2020-07-27 08:55:27 | 書評:小説(ミステリー・ホラー)

 

 主人公は大崎夕雨子という、警視庁中野署の刑事課に勤める若手女性刑事。彼女は、他の人とは違う。そうタイトルの通り、「視える人」なのだ。普段は、亡き祖母からもらった念のこもったストールでその力を抑えているが、ストールを外すと、視える人になる。彼女とペアを組むのは警視庁捜査一課から異動してきた野島という女刑事。噂によれば、何かをやらかして、捜査一課から所轄に飛ばされてきたらしい。作者は「浜村渚の数学ノート」などで知られる青柳碧人さん。

 夕雨子はただ視えるだけで、除霊などの特別な力はない。でも彼女に関わってくるのはこの巻に関しては悪霊は出てこないのだ。寧ろ夕雨子を助けてくれるような霊もいる。夕雨子は野崎といっしょに、事件の解決を図ることにより、霊の心残りを解決するのだ。
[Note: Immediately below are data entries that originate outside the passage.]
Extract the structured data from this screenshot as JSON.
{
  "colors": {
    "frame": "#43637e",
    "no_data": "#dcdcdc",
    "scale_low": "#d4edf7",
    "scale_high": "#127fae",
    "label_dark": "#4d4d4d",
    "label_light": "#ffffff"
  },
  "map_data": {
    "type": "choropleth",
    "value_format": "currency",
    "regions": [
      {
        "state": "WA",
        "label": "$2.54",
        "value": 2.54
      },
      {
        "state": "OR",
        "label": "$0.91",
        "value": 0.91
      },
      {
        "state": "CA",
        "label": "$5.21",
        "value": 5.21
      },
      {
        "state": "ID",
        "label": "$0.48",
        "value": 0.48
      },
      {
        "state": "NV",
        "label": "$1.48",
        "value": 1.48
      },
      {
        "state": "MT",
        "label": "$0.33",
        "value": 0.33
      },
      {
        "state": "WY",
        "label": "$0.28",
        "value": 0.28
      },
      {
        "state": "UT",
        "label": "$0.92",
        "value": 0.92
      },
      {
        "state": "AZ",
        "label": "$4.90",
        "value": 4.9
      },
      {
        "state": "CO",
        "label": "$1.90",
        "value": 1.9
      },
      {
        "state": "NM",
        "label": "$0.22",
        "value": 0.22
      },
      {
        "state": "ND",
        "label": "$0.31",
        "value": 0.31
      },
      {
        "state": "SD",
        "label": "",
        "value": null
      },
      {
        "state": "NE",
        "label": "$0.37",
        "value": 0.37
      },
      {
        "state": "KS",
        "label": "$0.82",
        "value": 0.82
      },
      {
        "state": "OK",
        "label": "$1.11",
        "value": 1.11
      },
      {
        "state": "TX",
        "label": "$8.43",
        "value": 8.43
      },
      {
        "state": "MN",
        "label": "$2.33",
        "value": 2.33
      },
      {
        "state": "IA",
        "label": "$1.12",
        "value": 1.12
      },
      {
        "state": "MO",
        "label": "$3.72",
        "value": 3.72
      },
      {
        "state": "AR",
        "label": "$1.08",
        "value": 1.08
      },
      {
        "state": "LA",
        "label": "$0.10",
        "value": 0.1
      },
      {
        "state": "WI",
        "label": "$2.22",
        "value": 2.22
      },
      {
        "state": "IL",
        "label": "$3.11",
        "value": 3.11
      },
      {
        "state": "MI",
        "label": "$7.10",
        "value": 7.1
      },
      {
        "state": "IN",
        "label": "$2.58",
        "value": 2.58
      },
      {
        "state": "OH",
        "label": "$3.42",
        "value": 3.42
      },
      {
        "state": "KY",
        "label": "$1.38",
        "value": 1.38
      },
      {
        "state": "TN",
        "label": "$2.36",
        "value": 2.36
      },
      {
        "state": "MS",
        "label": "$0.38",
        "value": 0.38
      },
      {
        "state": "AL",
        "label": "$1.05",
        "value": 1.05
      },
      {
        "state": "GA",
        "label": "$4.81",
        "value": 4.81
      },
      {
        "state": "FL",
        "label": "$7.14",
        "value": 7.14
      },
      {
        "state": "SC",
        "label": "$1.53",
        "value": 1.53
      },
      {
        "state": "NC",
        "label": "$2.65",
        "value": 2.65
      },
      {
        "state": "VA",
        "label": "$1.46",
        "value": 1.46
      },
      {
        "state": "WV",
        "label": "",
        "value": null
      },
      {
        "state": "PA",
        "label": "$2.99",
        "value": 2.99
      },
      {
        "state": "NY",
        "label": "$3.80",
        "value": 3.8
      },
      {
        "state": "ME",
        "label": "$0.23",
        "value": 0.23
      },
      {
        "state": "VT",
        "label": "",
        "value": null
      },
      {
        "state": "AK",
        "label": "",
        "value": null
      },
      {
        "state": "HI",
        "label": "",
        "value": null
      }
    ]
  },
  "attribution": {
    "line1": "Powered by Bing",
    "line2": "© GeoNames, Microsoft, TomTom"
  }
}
 実は夕雨子が警察官になったのには理由がある。小学生のころ参加した子供キャンプで、仲が良くなった荒木公佳という児が行方不明になった。それを解決するための情報が欲しいからだ。

 残念ながら、それは群馬県警の管轄。警視庁に入った夕雨子には群馬県警の情報に直接触れることはできない。しかし、野島が捜査一課に復帰するのに協力すれば、その暁には、群馬県警から情報を貰ってあげるという。そういう目的があるんなら、最初から群馬県警に入ればいいと思うのだが。どうも夕雨子、警察の仕組みをよく知らなかったらしい。
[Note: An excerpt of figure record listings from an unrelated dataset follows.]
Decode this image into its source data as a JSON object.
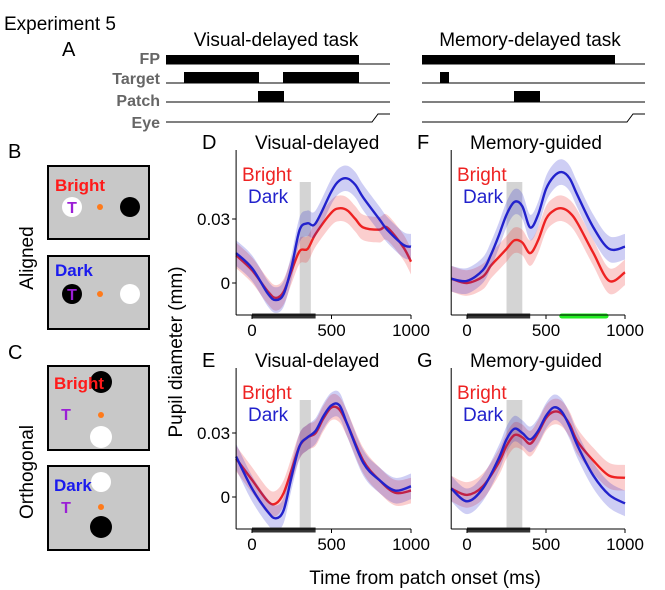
{
  "figure": {
    "experiment_title": "Experiment 5",
    "timeline": {
      "panel_letter": "A",
      "row_labels": [
        "FP",
        "Target",
        "Patch",
        "Eye"
      ],
      "tasks": [
        {
          "title": "Visual-delayed task"
        },
        {
          "title": "Memory-delayed task"
        }
      ]
    },
    "condition_labels": {
      "aligned": "Aligned",
      "orthogonal": "Orthogonal"
    },
    "stim_panels": [
      {
        "letter": "B",
        "word": "Bright",
        "word_color": "#ff1a1a",
        "target_letter": "T"
      },
      {
        "letter": "",
        "word": "Dark",
        "word_color": "#1a1aee",
        "target_letter": "T"
      },
      {
        "letter": "C",
        "word": "Bright",
        "word_color": "#ff1a1a",
        "target_letter": "T"
      },
      {
        "letter": "",
        "word": "Dark",
        "word_color": "#1a1aee",
        "target_letter": "T"
      }
    ],
    "colors": {
      "bright": "#ee2222",
      "dark": "#2222cc",
      "significance": "#22ee22",
      "fixation": "#ff7a1a",
      "target_letter": "#9b1fd6"
    }
  },
  "chart_data": [
    {
      "type": "line",
      "panel": "D",
      "title": "Visual-delayed",
      "legend": [
        "Bright",
        "Dark"
      ],
      "x": [
        -100,
        0,
        100,
        150,
        200,
        250,
        300,
        350,
        400,
        500,
        550,
        600,
        650,
        700,
        800,
        850,
        950,
        1000
      ],
      "series": [
        {
          "name": "Bright",
          "color": "#ee2222",
          "values": [
            0.013,
            0.006,
            -0.004,
            -0.007,
            -0.004,
            0.006,
            0.015,
            0.016,
            0.023,
            0.033,
            0.035,
            0.034,
            0.03,
            0.026,
            0.025,
            0.026,
            0.017,
            0.01
          ]
        },
        {
          "name": "Dark",
          "color": "#2222cc",
          "values": [
            0.014,
            0.007,
            -0.005,
            -0.008,
            -0.005,
            0.008,
            0.025,
            0.028,
            0.028,
            0.043,
            0.048,
            0.049,
            0.046,
            0.04,
            0.03,
            0.025,
            0.018,
            0.017
          ]
        }
      ],
      "shaded_window": [
        300,
        370
      ],
      "significant_spans": [
        [
          270,
          330
        ]
      ],
      "stimulus_bar": [
        0,
        400
      ],
      "ylim": [
        -0.015,
        0.06
      ],
      "yticks": [
        0,
        0.03
      ],
      "xticks": [
        0,
        500,
        1000
      ]
    },
    {
      "type": "line",
      "panel": "F",
      "title": "Memory-guided",
      "legend": [
        "Bright",
        "Dark"
      ],
      "x": [
        -100,
        0,
        100,
        150,
        200,
        250,
        300,
        350,
        400,
        450,
        500,
        550,
        600,
        650,
        700,
        800,
        900,
        1000
      ],
      "series": [
        {
          "name": "Bright",
          "color": "#ee2222",
          "values": [
            0.002,
            0.0,
            0.003,
            0.008,
            0.012,
            0.016,
            0.02,
            0.019,
            0.014,
            0.02,
            0.03,
            0.034,
            0.035,
            0.033,
            0.028,
            0.014,
            0.001,
            0.005
          ]
        },
        {
          "name": "Dark",
          "color": "#2222cc",
          "values": [
            0.002,
            0.001,
            0.006,
            0.013,
            0.022,
            0.032,
            0.038,
            0.036,
            0.026,
            0.032,
            0.044,
            0.05,
            0.052,
            0.049,
            0.041,
            0.026,
            0.016,
            0.017
          ]
        }
      ],
      "shaded_window": [
        250,
        350
      ],
      "significant_spans": [
        [
          200,
          380
        ],
        [
          600,
          880
        ]
      ],
      "stimulus_bar": [
        0,
        400
      ],
      "ylim": [
        -0.015,
        0.06
      ],
      "yticks": [
        0,
        0.03
      ],
      "xticks": [
        0,
        500,
        1000
      ]
    },
    {
      "type": "line",
      "panel": "E",
      "title": "Visual-delayed",
      "legend": [
        "Bright",
        "Dark"
      ],
      "x": [
        -100,
        0,
        100,
        150,
        200,
        250,
        300,
        350,
        400,
        450,
        500,
        550,
        600,
        700,
        800,
        900,
        1000
      ],
      "series": [
        {
          "name": "Bright",
          "color": "#ee2222",
          "values": [
            0.018,
            0.008,
            -0.002,
            -0.003,
            0.002,
            0.013,
            0.024,
            0.028,
            0.03,
            0.037,
            0.042,
            0.041,
            0.034,
            0.017,
            0.008,
            0.002,
            0.003
          ]
        },
        {
          "name": "Dark",
          "color": "#2222cc",
          "values": [
            0.019,
            0.004,
            -0.007,
            -0.01,
            -0.006,
            0.01,
            0.024,
            0.028,
            0.031,
            0.038,
            0.043,
            0.043,
            0.034,
            0.016,
            0.008,
            0.003,
            0.005
          ]
        }
      ],
      "shaded_window": [
        300,
        370
      ],
      "significant_spans": [],
      "stimulus_bar": [
        0,
        400
      ],
      "ylim": [
        -0.015,
        0.06
      ],
      "yticks": [
        0,
        0.03
      ],
      "xticks": [
        0,
        500,
        1000
      ]
    },
    {
      "type": "line",
      "panel": "G",
      "title": "Memory-guided",
      "legend": [
        "Bright",
        "Dark"
      ],
      "x": [
        -100,
        0,
        100,
        200,
        250,
        300,
        350,
        400,
        450,
        500,
        550,
        600,
        650,
        700,
        800,
        900,
        1000
      ],
      "series": [
        {
          "name": "Bright",
          "color": "#ee2222",
          "values": [
            0.004,
            0.001,
            0.005,
            0.016,
            0.024,
            0.029,
            0.028,
            0.025,
            0.03,
            0.037,
            0.04,
            0.039,
            0.034,
            0.026,
            0.017,
            0.01,
            0.009
          ]
        },
        {
          "name": "Dark",
          "color": "#2222cc",
          "values": [
            0.004,
            -0.002,
            0.004,
            0.018,
            0.027,
            0.032,
            0.03,
            0.027,
            0.031,
            0.038,
            0.042,
            0.04,
            0.033,
            0.024,
            0.01,
            0.001,
            -0.003
          ]
        }
      ],
      "shaded_window": [
        250,
        350
      ],
      "significant_spans": [],
      "stimulus_bar": [
        0,
        400
      ],
      "ylim": [
        -0.015,
        0.06
      ],
      "yticks": [
        0,
        0.03
      ],
      "xticks": [
        0,
        500,
        1000
      ]
    }
  ],
  "shared_axes": {
    "ylabel": "Pupil diameter (mm)",
    "xlabel": "Time from patch onset (ms)"
  }
}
 この作品は、野崎や霊たちに助けられて、夕雨子が刑事として成長していくという話なのだろうか。次巻以降がどのような展開となるのか楽しみである。

 もちろん、敵役も出てくる。野島が捜査一課時代にペアを組んでいたという有原という男。事件があると所轄に乗り込んでくるのだがこれがなんとも偉そうなのだ。

 夕雨子の階級は巡査というのは書かれているが、野島や有原の階級ははっきりしない。しかし、偉そうな態度といい、部下がいることから、有原は班長クラスだと思う。ということは階級は警部補ということか。そして野崎も有原とタメ口で言い争っていることから、同じような階級だと思われる。まさか有原が管理官ということはないと思う。管理官だとしたらその階級は警視だ。野崎が同じような階級だとしたら、所轄の課長(階級は警部)の下に配属されることはないだろう。

☆☆☆☆

※初出は、「風竜胆の書評」です。